2. Add an allow rule

Rules are deny-by-default: until you allow a host, every outbound request to it is blocked. Allow one upstream API — here, the Stripe API:

asg proxy rules add acme \
--host api.stripe.com \
--action allow \
--credential stripe

This says: requests to api.stripe.com are allowed, and the stored credential named stripe should be injected. See Egress Rules for paths, methods, ordering, and agent scoping.

Dashboard: Proxy → Rules → Add rule.

3. Store the upstream credential

Store the API key the proxy should inject. Secrets are write-only — once stored, they can never be read back out, only overwritten.

asg proxy credentials create stripe acme \
--host api.stripe.com \
--injection header \
--header-name Authorization \
--value-template "Bearer {secret}" \
--secret-file ./stripe.key

The agent never holds this key. The proxy injects it on the way out and scrubs it from responses on the way back. For OAuth providers like GitHub, Google, Notion, and Atlassian, use asg proxy connect instead of a static key.

Dashboard: Proxy → Credentials → Add credential.

4. Mint an agent access token

The agent authenticates to the proxy with a short-lived token. For an automated agent (no human in the loop), mint one directly:

asg proxy token create acme \
--client-id ci-runner \
--out ~/.agent-security/tokens/acme.token

The token is written to a file with restrictive permissions. To instead let a human delegate access to an agent within a trust ceiling, use asg proxy authorize — that's the consent flow.

5. Point your agent at the proxy

The proxy speaks the standard HTTP_PROXY / HTTPS_PROXY convention, so most HTTP libraries pick it up automatically. Export the right variables for your shell:

eval "$(asg proxy env acme)"

This sets HTTP_PROXY, HTTPS_PROXY, NO_PROXY, and points the proxy at the token file you created. Now any process in that shell routes its outbound HTTP/HTTPS through the gateway. For Docker and Kubernetes, see Connecting Agents.

6. Verify the allow-list

Confirm that the host you allowed is reachable through the proxy:

curl https://api.stripe.com/v1/customers

Then confirm a host you did not allow is denied:

curl https://api.openai.com/v1/models
# → blocked by the proxy (deny-by-default)

This proves the allow-list is enforced for all outbound traffic, including HTTPS, at the host level.
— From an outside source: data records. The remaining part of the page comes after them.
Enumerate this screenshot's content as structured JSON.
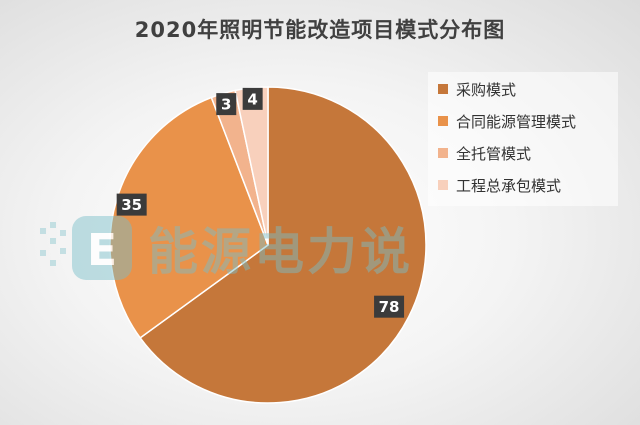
{
  "chart_data": {
    "type": "pie",
    "title": "2020年照明节能改造项目模式分布图",
    "slices": [
      {
        "label": "采购模式",
        "value": 78,
        "color": "#C5773A"
      },
      {
        "label": "合同能源管理模式",
        "value": 35,
        "color": "#E9924A"
      },
      {
        "label": "全托管模式",
        "value": 3,
        "color": "#F2B38D"
      },
      {
        "label": "工程总承包模式",
        "value": 4,
        "color": "#F8D0BC"
      }
    ],
    "legend_position": "right",
    "data_labels": true
  },
  "watermark": {
    "text": "能源电力说",
    "logo_letter": "E"
  }
}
If you only need allow/deny control over which hosts your agents can reach, you're done here.

7. Inject credentials into HTTPS traffic

To have the proxy actually inject the credential you stored in step 3 — and apply path-level rules and response scrubbing — the proxy needs to open the encrypted connection. By default HTTPS runs in passthrough mode (an opaque tunnel: host-level rules only, no injection). Switch the rule to intercept mode to unlock the full pipeline:

  1. Enable intercept on the rule. In the dashboard, open Proxy → Rules, edit your api.stripe.com rule, and set TLS mode to Intercept (decrypt + inject credential). (Intercept is configured per rule in the dashboard; the CLI creates rules in passthrough mode.)
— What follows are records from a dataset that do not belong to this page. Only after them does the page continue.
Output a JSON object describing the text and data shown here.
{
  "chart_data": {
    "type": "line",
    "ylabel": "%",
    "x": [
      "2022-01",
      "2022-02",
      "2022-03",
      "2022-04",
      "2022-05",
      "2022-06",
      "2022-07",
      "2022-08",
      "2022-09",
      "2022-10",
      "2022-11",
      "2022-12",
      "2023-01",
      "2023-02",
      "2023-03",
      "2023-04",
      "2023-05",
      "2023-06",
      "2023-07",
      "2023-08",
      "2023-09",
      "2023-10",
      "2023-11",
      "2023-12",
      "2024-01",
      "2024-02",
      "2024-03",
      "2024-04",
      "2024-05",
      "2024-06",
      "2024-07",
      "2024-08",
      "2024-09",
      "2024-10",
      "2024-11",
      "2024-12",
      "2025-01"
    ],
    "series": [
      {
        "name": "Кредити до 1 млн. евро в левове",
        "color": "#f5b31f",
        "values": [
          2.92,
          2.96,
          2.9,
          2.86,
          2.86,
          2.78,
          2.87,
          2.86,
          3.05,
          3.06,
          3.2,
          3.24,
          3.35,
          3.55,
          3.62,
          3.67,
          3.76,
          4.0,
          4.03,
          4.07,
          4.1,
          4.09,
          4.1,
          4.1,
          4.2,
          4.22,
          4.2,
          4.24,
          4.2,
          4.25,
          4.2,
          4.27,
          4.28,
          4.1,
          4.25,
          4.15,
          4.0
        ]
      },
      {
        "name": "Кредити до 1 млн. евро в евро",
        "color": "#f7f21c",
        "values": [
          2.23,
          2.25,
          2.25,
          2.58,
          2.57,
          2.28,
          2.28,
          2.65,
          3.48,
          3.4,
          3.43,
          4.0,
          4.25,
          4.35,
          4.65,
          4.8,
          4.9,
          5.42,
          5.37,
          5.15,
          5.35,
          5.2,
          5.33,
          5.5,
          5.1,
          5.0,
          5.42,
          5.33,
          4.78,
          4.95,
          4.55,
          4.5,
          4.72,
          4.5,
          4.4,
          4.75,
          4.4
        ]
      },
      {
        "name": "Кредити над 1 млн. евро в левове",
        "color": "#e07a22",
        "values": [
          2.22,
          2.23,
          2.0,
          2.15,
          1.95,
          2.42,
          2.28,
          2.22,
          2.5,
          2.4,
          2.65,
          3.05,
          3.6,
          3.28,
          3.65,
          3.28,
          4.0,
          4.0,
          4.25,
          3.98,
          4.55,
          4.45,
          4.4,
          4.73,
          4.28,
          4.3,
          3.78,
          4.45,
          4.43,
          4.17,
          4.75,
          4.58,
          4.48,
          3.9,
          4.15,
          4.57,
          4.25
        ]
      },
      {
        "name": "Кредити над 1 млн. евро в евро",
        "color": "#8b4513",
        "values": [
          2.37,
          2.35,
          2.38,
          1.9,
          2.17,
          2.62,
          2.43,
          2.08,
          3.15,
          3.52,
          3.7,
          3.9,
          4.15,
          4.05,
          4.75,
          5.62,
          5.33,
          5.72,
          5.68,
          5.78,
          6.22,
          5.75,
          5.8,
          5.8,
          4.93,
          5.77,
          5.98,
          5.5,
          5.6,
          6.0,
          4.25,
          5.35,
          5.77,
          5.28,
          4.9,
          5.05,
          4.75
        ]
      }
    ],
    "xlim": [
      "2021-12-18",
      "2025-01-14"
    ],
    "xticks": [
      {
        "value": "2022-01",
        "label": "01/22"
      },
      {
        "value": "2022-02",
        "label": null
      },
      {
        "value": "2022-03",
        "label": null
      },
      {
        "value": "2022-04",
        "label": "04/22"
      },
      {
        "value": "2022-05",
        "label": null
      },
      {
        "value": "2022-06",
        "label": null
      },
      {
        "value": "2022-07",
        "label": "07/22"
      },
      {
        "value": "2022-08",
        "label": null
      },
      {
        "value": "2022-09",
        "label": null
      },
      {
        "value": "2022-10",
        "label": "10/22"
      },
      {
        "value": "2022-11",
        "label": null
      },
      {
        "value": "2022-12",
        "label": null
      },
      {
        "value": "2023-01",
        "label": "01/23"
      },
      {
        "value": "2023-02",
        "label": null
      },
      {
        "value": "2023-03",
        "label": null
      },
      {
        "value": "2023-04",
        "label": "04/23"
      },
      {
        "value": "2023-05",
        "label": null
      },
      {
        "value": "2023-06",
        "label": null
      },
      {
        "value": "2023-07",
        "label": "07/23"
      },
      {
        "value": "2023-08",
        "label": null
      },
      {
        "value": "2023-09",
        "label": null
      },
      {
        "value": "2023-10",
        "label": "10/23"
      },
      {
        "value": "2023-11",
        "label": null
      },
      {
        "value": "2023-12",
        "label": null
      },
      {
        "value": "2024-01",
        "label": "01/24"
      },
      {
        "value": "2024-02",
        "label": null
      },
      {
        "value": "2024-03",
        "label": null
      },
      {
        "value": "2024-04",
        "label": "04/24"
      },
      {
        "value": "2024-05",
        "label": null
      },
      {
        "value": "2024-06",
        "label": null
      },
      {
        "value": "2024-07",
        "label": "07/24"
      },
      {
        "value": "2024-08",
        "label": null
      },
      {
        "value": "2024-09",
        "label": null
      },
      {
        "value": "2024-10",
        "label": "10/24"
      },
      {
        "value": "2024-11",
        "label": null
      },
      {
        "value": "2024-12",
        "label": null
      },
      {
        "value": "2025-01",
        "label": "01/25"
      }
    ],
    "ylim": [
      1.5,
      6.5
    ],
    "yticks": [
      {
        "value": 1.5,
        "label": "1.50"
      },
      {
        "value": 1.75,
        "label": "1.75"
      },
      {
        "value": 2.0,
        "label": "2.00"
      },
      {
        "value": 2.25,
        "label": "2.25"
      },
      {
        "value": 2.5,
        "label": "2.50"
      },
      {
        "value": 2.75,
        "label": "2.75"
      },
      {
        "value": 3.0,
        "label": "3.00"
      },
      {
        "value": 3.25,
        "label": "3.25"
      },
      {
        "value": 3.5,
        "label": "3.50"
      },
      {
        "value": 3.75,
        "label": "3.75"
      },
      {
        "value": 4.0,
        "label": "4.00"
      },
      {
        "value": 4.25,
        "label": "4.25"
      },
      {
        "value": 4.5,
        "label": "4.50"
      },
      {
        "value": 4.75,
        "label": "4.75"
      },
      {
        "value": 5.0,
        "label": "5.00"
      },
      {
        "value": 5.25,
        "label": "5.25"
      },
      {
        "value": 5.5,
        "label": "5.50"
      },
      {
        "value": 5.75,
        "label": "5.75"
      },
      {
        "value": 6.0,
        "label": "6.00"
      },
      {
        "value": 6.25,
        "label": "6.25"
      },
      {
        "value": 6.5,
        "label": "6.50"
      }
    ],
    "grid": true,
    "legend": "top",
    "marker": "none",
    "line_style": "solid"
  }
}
  2. Provision and trust the certificate. Intercept terminates TLS with your host's own certificate authority, so your agent must trust it:

    asg proxy ca rotate acme # provisions the CA on first run
    asg proxy ca download acme -o ./agent-security-ca.pem
    asg proxy ca trust-shell acme # prints how to point common tools at the CA
  3. Re-verify. Make the same request again — this time the credential is injected for you (you never send the key), and it's scrubbed from the response:

    curl https://api.stripe.com/v1/customers

Use intercept where you need credential injection, path rules, or scrubbing on HTTPS; keep passthrough for hosts where host-level control is enough, or for very large uploads, downloads, and long-lived streams. See HTTPS interception for the full picture. (Over plain HTTP, injection works with no intercept setup at all.)

Troubleshooting

If something isn't working, run the built-in diagnostics:

asg proxy doctor acme

doctor checks gateway reachability, whether the proxy is enabled, your rule and credential counts, your local environment variables, and your token file's permissions and expiry.